Building Smart household products

“We don’t have competitors in this space as no one is trying to solve such basic problems. Currently, the only product like this one is a milk boiler, a double-walled pan with a whistle on the side. The two major problems in that product are that firstly it does not let the milk boil completely and, secondly, it is quite impractical as the user has to put water through the double-walled vessel using a funnel,” Chandrika says.

The Mitals have enlisted the help of a few freelance experts to help them research on the product and develop it.

Currently bootstrapped, SmartStuff claims to have spent Rs 2.5 lakh from the founders’ personal funds on patenting the design.
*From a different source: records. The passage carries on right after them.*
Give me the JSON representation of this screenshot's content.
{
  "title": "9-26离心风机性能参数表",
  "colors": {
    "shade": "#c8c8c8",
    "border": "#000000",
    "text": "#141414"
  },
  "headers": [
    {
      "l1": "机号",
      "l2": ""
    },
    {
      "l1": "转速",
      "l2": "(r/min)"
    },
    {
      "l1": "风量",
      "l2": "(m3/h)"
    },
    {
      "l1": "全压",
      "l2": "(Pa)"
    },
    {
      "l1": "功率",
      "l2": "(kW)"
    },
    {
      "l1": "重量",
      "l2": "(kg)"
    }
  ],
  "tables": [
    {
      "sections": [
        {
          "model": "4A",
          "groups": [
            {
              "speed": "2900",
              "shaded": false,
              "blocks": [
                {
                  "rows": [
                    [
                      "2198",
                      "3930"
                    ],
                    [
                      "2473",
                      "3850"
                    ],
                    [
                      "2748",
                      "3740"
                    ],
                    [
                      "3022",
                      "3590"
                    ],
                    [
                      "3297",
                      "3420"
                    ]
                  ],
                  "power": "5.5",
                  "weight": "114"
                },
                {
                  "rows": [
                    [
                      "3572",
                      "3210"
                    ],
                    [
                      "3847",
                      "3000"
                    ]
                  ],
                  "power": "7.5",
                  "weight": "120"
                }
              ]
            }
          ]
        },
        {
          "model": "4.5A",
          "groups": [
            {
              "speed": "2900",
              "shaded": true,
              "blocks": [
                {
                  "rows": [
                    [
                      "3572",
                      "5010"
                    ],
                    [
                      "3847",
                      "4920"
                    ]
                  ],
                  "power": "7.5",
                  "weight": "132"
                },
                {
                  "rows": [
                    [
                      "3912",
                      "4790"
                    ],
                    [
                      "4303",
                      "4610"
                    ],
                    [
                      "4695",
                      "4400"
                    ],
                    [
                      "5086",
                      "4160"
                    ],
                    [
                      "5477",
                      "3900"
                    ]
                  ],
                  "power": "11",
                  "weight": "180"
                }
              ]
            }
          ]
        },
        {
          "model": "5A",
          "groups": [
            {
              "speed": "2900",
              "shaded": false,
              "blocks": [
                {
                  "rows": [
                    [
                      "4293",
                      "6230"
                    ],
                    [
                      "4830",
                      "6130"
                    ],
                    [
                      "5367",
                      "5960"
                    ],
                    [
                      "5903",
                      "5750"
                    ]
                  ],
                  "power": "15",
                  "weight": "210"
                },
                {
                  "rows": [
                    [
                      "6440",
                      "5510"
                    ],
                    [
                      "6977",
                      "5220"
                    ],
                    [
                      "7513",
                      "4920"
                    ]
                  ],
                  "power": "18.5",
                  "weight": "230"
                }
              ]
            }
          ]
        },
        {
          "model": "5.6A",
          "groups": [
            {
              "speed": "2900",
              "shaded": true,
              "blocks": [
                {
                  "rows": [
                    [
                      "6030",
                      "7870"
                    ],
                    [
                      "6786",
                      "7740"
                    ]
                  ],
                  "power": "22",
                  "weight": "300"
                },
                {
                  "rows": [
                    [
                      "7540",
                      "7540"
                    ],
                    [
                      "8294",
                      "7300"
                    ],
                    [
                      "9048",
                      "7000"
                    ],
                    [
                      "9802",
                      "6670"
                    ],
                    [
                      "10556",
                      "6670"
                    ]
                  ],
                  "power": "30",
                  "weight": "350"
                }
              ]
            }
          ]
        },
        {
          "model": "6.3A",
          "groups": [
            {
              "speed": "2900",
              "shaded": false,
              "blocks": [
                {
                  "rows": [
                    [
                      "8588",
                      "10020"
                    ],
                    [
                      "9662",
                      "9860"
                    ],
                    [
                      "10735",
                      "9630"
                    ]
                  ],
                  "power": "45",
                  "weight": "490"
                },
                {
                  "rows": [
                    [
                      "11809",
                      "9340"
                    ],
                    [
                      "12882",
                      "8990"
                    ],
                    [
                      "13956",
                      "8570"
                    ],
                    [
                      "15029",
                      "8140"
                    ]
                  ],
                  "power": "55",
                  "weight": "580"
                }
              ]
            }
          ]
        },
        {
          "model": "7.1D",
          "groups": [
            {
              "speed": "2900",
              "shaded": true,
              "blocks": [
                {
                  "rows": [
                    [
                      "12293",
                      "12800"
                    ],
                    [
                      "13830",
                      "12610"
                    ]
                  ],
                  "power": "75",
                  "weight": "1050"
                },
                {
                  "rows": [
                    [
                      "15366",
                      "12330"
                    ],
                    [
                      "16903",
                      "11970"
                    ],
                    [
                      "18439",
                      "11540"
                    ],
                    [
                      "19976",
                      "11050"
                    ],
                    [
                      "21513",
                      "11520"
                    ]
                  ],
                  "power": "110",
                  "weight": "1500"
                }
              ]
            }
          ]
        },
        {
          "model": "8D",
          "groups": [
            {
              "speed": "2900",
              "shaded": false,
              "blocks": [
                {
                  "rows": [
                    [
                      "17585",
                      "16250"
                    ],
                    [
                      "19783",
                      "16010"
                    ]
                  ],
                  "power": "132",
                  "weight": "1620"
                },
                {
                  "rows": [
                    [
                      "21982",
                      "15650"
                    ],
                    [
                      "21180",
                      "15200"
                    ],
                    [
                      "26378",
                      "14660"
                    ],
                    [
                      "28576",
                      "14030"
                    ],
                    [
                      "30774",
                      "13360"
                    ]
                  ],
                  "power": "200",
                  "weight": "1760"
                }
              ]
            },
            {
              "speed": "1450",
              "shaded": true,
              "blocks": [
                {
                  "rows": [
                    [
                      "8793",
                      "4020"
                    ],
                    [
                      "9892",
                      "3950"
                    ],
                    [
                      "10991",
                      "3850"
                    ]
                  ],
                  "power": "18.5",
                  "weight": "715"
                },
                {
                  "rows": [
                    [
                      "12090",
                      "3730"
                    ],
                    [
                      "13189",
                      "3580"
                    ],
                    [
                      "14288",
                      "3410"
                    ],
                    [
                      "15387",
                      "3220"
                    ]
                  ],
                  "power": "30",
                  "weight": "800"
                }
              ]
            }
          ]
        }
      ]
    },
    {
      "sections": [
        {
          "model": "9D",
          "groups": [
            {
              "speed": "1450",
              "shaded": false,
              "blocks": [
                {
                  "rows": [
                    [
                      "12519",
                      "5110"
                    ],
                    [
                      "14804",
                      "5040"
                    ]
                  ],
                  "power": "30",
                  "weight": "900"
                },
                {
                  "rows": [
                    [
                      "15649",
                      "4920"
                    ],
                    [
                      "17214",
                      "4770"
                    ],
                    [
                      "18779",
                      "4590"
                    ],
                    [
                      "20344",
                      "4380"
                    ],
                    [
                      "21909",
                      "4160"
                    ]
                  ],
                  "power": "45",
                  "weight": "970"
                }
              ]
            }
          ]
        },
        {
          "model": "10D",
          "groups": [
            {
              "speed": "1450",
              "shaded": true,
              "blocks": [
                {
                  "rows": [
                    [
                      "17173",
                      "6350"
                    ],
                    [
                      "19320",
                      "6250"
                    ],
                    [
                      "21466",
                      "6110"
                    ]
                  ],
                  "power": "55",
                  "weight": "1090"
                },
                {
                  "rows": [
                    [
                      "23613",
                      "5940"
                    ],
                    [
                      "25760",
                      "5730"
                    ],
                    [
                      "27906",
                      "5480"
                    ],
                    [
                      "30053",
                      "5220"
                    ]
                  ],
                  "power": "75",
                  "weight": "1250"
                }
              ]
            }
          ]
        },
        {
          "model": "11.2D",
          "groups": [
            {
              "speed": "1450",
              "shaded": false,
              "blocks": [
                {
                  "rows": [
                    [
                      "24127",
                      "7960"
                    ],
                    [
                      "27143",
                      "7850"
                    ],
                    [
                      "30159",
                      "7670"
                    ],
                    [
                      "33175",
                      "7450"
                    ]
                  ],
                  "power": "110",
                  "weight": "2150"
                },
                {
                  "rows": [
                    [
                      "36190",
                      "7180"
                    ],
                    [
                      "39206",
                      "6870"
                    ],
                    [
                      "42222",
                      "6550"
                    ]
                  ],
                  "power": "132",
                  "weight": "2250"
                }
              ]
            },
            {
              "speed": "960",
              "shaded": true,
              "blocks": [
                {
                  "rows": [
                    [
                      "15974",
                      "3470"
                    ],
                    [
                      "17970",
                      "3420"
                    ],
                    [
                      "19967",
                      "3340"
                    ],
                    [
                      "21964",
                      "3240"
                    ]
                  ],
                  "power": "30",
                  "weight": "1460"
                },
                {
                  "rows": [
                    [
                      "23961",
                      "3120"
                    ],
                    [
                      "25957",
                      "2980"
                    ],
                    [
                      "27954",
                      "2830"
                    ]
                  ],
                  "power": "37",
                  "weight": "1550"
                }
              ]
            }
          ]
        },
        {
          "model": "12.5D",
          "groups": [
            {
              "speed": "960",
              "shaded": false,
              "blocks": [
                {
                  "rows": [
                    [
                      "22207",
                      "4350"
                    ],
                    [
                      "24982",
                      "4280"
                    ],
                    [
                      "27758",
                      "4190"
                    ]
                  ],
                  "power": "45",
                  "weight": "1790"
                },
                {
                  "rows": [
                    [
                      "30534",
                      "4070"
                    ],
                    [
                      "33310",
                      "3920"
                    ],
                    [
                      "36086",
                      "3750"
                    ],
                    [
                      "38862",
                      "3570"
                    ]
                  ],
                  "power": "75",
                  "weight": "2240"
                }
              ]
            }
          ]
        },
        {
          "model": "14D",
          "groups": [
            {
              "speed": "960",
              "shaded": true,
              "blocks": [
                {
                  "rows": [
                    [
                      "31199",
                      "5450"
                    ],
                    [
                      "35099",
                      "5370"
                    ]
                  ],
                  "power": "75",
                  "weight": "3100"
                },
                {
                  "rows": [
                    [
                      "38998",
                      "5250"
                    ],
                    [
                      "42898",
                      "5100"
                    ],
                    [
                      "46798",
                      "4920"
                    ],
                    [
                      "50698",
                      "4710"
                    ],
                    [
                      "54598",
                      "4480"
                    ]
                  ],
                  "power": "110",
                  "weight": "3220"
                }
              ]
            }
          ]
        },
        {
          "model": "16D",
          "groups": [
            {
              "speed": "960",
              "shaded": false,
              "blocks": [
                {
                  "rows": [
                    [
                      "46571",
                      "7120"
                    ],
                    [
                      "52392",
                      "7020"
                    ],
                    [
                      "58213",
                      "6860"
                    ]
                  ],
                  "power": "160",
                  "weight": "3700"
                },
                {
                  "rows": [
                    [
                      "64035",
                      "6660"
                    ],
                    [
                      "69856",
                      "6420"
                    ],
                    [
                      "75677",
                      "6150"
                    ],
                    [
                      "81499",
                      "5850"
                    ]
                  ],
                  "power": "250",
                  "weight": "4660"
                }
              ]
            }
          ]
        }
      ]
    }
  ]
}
“Since we want to make products that cater to peoples’ need we have listed the product on a crowdfunding platform to check the demand and raise the rest of the money required for manufacturing,” Chandrika says.

The team is in talks with distributors and hopes to launch the Smart Pan in stores across in Delhi for Rs 750 in the next three to four months.

The route of crowdfunding

While the global crowdfunding market has seen a decline of close to 17 percent, in India players like Ketto, Fuel a Dream, MeHelp and LightSpeed mobility help many like SmartStuff get funding for products, aid they wouldn’t get otherwise.

A DazeInfo report says crowdfunding in India in 2014 resulted in $16.2 billion, up from $6.1 billion in 2013. The growth doubled once again and reached $34.4 billion in 2015.

With SmartPan, SmartStuff now competes with brands like Milton, Hawkins and Prestige. But the team believes that they can change the way kitchenware utensils are used with products like the SmartPan. Who would say no to a smart idea like that?